Когда кортеж приближался к грудненским аллеям, Рафал шел уже рядом с толпой знати. Он осмелел. Совсем некстати он ужасно возгордился, что это именно он, на кого никто не обращает внимания, – родной брат того, кому отдают такие почести. Ему хотелось как-нибудь привлечь к себе взоры… обратить на себя внимание… Он заговорил с Михциком, спрашивал его вполголоса о разных вещах, отдавал приказания. Солдат поднимал голову и, что-то бормоча, уставлялся на него потухшими, посоловелыми глазами. Когда приходилось брести по никогда не просыхающим лужам, на лицах большинства дам и мужчин изображалась нескрываемая досада. В особенности одна пожилая дама, вся забрызганная грязью, промокшая, с распустившейся прической, бросала вокруг себя просто убийственные взгляды. Князь Гинтулт один шел впереди с поднятой, головой. По самым глубоким лужам он проходил, не замечая их, поглощенный своими мыслями.
Наконец дорога стала получше. Она теперь поднималась в гору, к костелу, стоявшему на вершине холма.
По обе стороны широкой аллеи стояли вековые липы, привислинские тополи, грабы, клены, дубы и буки.

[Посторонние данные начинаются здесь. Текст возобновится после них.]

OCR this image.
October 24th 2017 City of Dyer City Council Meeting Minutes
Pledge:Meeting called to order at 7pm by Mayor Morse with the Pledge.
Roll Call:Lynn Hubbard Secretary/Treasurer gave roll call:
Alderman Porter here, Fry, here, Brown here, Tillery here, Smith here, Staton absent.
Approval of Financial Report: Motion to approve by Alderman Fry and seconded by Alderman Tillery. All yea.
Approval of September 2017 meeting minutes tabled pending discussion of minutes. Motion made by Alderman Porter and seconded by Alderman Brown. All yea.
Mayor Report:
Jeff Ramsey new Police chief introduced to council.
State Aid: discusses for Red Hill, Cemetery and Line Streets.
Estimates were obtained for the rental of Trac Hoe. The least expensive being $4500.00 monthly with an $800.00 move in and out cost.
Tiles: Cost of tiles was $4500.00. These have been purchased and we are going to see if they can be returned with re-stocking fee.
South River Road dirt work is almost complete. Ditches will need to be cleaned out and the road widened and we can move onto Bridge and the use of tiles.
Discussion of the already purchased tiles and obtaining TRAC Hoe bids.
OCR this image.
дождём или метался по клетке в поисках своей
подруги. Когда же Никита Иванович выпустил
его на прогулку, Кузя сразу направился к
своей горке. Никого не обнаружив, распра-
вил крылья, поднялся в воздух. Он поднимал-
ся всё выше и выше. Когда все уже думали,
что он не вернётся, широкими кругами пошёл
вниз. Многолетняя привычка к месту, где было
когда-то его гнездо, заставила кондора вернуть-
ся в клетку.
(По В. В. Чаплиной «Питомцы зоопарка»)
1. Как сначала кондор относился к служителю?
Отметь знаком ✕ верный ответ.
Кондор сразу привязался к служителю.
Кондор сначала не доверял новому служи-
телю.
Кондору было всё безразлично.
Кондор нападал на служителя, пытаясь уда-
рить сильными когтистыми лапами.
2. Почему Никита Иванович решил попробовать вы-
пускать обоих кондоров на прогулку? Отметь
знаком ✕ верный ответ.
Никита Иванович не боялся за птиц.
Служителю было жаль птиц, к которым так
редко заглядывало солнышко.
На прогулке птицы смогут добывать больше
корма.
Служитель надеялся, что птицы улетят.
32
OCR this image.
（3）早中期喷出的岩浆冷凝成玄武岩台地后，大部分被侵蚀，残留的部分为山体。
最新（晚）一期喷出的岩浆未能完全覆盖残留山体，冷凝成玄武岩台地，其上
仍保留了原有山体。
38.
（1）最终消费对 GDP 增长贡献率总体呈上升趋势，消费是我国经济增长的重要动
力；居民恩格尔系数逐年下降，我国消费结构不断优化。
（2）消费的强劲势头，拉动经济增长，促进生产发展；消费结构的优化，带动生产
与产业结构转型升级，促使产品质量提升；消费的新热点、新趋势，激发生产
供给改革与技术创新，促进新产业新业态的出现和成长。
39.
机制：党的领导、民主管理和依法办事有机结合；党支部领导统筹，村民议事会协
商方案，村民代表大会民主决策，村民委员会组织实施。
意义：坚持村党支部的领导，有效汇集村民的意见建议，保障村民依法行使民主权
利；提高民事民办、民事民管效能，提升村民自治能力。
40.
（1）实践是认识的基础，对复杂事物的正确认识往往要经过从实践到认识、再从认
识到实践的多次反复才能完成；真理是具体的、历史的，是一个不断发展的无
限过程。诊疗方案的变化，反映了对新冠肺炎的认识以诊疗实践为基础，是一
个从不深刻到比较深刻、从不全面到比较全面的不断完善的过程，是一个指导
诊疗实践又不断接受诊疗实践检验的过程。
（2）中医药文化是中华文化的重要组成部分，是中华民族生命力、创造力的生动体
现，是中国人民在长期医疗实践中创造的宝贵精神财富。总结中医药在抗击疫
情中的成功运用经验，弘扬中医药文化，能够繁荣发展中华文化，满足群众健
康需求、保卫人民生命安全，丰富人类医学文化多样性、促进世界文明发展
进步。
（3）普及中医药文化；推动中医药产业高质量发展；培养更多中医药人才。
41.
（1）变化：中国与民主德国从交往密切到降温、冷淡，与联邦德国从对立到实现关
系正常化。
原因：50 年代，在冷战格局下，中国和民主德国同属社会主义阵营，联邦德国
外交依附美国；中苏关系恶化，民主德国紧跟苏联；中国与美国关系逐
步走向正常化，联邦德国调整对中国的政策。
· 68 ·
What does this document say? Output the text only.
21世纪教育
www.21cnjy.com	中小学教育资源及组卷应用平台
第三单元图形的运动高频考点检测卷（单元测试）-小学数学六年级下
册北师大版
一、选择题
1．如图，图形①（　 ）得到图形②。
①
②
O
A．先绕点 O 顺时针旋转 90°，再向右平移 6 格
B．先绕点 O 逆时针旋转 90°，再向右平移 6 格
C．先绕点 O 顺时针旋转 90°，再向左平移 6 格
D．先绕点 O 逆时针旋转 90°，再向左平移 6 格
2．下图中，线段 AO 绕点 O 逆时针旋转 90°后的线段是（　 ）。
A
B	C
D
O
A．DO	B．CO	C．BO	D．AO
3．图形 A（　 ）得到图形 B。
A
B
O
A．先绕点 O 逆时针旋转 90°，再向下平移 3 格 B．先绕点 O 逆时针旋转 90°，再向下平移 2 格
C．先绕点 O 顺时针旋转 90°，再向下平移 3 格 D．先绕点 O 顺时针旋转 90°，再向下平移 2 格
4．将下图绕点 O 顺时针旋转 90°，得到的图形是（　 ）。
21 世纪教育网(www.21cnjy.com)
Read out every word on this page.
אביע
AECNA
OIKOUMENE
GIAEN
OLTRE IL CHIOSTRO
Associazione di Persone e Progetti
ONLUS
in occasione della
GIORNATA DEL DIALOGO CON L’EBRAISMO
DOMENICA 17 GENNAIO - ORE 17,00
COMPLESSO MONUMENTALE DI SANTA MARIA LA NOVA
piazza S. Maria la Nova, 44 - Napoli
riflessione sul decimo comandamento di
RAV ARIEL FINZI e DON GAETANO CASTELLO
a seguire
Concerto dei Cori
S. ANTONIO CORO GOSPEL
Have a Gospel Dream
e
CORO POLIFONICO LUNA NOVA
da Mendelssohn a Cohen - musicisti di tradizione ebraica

В эту минуту, когда в их листву, прорываясь сквозь клубы серого дыма, проникали колеблющиеся огни факелов, они казались вдвое больше. Сучья, побеги и верхушки их устремлялись в черное небо, и листья шелестели в облаках. Чувствовалась бесконечная мощь в их развилинах, ответвлениях, трезубых и четырехзубых сучьях, в сплетении ветвей, которые тянулись к небу, словно спины, груди, плечи, руки, поднимающие безмерную тяжесть.
Но самым могучим был их шелест.
Одно из этих столетних деревьев, огромная плакучая береза, свесила над дорогой весь ствол, а густолиственная крона ее склонилась к самой земле, точно косматая голова старого крестьянина. Когда телега, окруженная колеблющимися огнями, въехала под это дерево, оно зашумело… зашумело… Из глубоких недр его послышался шипящий, испуганный шелест, шепот разбуженных ото сна изумленных листьев…
Рафал испугался и вздрогнул.
Ах, как страшен, как неописуем был этот шелест!
Но через минуту шум склоненного дерева утонул во мраке, крона его отступила назад и скрылась. Теперь другие заговорили в вышине. И странное дело! Одни принимали весть о шествии, двигавшемся у их корней, с холодным презрением; другие, как бы сознавая свою глухую и слепую силу, с глубочайшим равнодушием; но были и такие, которые плакали, как живой, чувствующий человек. Сердце Рафала дрогнуло и потянулось к этим деревьям. Он окинул взором высокие ветви… Стволы, зеленые от древних мхов, как мурава, или усеянные множеством маленьких веток, словно дряхлые деды, окруженные правнуками… Стволы, изборожденные складками коры цвета дождей и ненастья… Сучья, колеблющиеся под небом…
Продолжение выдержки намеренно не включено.